Clear and Distinct Messaging
The brand identity which the AAP seeks to project is a party which stands for certain clearly defined values such as Corruption Free India, Transparency and Power to People. Xioami also picks up the Power to the consumer thread by reaching out directly to them through a direct sales model and seeking constant feedback from users to improve their products.
Us vs The Enemy
The US President, George Bush once said, "Either you are with us, or you are with the terrorists”. The enemy lines were clearly defined in these cases too and the consumers/voters were asked to take a side.
In the case of AAP, the enemy was the big corporate houses and politicians, whose names were publicly disclosed by them and promises made to pursue corruption charges against them. There was no ambiguity about their stand. The definition itself made all the other parties being perceived as the forces which represented corruption and against whom the AAP was seeking to fight against.

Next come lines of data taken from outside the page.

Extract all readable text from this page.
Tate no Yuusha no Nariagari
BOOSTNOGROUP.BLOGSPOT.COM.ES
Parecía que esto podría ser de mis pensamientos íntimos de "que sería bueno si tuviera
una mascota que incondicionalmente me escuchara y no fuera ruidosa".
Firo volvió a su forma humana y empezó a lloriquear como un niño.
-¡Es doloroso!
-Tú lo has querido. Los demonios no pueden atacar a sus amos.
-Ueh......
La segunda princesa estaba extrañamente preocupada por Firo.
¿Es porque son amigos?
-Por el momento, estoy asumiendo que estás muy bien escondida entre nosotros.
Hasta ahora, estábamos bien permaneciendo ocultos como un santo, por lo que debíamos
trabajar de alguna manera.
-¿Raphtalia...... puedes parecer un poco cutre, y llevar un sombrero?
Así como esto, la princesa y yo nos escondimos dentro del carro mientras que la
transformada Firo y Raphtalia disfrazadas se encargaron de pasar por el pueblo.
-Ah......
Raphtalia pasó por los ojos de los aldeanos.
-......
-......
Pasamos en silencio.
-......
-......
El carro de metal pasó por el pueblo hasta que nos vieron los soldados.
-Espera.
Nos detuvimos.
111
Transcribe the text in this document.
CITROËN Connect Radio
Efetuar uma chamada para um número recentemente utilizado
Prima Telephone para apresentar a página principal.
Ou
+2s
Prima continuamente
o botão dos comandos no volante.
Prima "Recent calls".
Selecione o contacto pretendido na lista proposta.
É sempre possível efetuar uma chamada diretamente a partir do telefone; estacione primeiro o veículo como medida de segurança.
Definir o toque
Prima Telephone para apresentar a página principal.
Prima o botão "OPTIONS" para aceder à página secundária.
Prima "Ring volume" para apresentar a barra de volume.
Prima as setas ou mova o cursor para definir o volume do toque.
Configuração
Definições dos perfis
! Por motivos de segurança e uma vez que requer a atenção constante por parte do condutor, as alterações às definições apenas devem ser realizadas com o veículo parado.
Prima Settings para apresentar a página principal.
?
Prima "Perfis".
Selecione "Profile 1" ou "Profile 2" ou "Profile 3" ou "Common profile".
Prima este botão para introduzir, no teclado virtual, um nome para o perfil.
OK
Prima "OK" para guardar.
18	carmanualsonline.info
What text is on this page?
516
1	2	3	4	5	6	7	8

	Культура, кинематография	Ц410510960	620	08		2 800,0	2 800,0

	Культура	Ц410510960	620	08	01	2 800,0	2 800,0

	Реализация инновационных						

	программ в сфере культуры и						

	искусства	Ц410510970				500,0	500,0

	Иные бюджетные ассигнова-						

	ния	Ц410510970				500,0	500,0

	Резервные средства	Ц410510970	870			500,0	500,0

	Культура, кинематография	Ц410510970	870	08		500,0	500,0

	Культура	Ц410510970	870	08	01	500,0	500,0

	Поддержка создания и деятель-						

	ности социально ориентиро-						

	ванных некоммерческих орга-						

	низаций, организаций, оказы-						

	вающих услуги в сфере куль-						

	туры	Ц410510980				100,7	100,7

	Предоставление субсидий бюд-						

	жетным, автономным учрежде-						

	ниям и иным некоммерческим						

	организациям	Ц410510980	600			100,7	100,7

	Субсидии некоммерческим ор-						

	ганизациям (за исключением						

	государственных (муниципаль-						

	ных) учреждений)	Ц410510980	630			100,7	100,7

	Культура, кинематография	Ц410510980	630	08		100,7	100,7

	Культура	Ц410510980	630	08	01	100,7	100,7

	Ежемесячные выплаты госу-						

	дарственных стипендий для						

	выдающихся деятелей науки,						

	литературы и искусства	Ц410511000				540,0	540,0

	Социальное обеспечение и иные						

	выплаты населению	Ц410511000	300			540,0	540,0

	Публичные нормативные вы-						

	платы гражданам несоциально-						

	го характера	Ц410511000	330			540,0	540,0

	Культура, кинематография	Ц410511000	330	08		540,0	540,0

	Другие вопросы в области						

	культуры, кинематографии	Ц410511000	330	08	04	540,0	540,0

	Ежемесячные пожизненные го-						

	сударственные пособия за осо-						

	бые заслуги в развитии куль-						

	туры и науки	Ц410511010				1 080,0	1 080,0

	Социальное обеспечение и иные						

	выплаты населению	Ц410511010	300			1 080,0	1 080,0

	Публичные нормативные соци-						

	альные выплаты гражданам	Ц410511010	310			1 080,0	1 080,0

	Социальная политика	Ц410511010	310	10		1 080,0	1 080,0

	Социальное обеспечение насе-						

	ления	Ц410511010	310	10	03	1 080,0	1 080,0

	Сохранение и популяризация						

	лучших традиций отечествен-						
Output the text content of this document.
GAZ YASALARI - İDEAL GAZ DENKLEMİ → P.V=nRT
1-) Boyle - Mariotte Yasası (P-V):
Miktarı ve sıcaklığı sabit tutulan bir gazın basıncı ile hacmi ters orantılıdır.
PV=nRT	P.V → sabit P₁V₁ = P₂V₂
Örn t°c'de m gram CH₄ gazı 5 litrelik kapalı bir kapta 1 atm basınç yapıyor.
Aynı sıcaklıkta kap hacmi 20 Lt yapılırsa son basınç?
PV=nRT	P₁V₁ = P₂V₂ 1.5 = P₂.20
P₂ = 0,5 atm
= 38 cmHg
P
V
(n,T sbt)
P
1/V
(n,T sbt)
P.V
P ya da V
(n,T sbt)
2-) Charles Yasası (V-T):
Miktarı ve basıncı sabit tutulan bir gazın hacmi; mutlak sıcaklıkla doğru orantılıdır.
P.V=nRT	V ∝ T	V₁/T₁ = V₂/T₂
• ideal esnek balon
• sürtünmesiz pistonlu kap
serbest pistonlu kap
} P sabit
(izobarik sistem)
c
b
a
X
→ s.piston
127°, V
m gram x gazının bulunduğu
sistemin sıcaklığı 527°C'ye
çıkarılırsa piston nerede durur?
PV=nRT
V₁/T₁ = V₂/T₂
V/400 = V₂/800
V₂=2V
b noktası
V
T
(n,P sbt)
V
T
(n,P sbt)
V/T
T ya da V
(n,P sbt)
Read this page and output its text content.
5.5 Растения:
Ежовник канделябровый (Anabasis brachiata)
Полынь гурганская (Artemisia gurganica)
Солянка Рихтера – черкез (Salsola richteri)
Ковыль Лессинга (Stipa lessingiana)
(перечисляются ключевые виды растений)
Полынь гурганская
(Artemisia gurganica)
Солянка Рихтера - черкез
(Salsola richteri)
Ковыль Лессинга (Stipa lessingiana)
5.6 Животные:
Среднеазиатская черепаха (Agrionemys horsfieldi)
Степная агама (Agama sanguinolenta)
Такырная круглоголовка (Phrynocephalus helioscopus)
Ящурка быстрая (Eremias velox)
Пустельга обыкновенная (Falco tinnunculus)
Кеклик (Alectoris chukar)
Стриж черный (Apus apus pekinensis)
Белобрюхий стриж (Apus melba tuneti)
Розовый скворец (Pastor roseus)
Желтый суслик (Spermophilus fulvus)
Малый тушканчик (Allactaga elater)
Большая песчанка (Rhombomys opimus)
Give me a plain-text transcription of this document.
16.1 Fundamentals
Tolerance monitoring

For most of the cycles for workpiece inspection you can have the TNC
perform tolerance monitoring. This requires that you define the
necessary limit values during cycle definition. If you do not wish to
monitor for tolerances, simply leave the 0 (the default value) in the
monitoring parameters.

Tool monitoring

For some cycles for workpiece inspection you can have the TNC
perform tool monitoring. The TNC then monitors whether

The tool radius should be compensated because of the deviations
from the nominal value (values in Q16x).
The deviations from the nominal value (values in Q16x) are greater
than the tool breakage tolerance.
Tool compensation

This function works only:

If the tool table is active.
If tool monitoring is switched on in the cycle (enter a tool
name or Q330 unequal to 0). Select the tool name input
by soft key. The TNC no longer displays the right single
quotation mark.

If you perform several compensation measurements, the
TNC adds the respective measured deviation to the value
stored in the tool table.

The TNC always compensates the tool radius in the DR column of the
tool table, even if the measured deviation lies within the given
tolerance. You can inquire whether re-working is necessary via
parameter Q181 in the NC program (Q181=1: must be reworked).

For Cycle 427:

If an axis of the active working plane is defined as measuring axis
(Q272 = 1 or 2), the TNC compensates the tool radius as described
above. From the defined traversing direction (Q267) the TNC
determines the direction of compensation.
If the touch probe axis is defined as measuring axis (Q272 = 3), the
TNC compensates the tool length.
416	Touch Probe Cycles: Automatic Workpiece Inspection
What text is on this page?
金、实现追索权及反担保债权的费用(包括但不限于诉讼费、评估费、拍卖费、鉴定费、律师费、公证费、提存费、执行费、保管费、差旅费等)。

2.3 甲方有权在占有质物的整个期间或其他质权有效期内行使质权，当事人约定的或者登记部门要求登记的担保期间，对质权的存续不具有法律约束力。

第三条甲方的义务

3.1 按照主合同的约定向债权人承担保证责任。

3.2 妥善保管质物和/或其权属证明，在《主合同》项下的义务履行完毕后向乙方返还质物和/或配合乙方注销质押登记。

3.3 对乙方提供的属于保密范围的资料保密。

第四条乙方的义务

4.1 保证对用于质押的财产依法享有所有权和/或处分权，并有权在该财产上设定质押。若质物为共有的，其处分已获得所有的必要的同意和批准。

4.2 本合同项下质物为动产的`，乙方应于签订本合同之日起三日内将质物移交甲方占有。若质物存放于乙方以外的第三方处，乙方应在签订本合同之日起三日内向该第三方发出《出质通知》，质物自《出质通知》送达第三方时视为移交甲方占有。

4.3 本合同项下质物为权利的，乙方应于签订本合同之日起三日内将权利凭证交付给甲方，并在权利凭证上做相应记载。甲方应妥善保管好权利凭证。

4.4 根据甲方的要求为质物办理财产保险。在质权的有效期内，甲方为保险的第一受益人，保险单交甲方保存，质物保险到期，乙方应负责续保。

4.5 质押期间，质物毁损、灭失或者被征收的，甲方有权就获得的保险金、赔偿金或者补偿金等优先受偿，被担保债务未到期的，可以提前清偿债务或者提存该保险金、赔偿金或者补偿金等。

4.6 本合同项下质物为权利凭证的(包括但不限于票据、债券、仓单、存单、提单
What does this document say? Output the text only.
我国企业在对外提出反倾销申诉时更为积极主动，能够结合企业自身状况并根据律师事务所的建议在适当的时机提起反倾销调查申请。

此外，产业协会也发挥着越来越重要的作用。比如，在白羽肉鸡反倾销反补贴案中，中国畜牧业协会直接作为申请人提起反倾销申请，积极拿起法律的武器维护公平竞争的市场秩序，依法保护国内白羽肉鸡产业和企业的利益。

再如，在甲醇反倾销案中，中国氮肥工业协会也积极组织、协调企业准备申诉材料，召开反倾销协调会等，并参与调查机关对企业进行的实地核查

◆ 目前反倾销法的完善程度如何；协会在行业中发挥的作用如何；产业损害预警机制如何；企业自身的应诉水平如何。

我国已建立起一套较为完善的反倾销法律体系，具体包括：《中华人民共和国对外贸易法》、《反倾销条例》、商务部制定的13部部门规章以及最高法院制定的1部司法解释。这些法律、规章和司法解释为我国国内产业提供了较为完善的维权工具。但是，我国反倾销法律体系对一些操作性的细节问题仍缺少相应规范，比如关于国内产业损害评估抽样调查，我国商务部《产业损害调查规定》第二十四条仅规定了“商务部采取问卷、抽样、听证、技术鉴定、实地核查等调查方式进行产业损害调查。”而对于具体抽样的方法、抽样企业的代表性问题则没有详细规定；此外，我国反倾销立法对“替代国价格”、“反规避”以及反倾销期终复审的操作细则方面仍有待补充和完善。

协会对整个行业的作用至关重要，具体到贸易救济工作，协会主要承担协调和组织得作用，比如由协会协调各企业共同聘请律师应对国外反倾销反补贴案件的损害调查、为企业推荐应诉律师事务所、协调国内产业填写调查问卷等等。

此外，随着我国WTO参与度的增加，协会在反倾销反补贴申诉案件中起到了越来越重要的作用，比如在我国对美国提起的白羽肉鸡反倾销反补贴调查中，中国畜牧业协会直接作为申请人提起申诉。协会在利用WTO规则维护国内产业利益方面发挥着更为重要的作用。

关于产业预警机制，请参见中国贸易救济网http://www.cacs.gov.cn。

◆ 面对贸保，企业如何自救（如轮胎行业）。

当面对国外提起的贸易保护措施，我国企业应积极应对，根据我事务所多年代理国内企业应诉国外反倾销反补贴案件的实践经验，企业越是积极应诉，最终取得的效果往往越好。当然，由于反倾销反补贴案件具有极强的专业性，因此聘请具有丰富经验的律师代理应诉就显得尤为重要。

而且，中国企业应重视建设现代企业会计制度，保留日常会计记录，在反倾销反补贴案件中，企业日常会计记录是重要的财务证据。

Oneplus talks about being a product with a “Never Settle” philosophy, in terms of design and function. It calls itself the “The Flagship Killer”. The implication is that current products in the market do not qualify for the design and function perfectness which the Oneplus seeks to achieve. To make its point, the Oneplus came out with the “Smash the past” campaign where users could get an Oneplus One phone at $1 for sending a video smashing their present phone.
Here is a text from the campaign page:
“Our revolution started with a simple vow : Never Settle. Now that the OnePlus One has arrived, you don't have to anymore. Don't settle for useless features, grainy pictures, or exorbitant prices. Get rid of the past, it's time to smash it. 100 of you will be the world's first owners of the OnePlus One - all you have to do is to smash the phone you currently have.”
The AAP in fact had also come out with a video campaign, directing the public to send a secretly recorded MMS of any government official offering them a bribe.
Don’t settle for corrupt practices, don’t settle for your present phone. One revolution the AAP sought to lead and another revolution, the Oneplus is seeking to lead.
Engaging with customers
All three entities being discussed here have beautifully used social media as a tool to reach out directly to users. It not just about sharing information, it is actively seeking feedback from end consumers and modifying offering accordingly.
Xiaomi, for example sends weekly updates to its software, incorporating consumer feedback. The AAP came with the “Mohalla Sabhas”concept to seek feedback of the public on issues like allocation of MLA funds.
All have an extremely loyal customer base who is very active on the social media as brand advocates. A quote by the CEO of Xiaomi, Lei Jun, explains this concept perfectly, “Every user becomes your R&D. Every user becomes your salesman. And every user becomes your friend. That’s the company we want to build”
To summarize, the brands under discussion above- The AAP, Xiaomi and Oneplus, have adopted similar approaches in their go to market. They have very sharp positioning and they identify clearly whom they are fighting against. They all have their dedicated fan community, who not just follow but promote their respective brands on social media. More than that, they give feedback which these brands use to modify their software in case of Xiaomi and the Socio-Political programs in case of the AAP, which is the concept of co-creation. Their marketing media of choice is not the ATL campaign but word of mouth and using users/supporters as brand ambassadors.
All this has resulted in each having a distinct identity of their brand in the market and also a sense of identity among their fans- like the famous Mi-Fans of Xiaomi.
This is the clutter breaking formula, which can be replicated across industries and socio-economic contexts.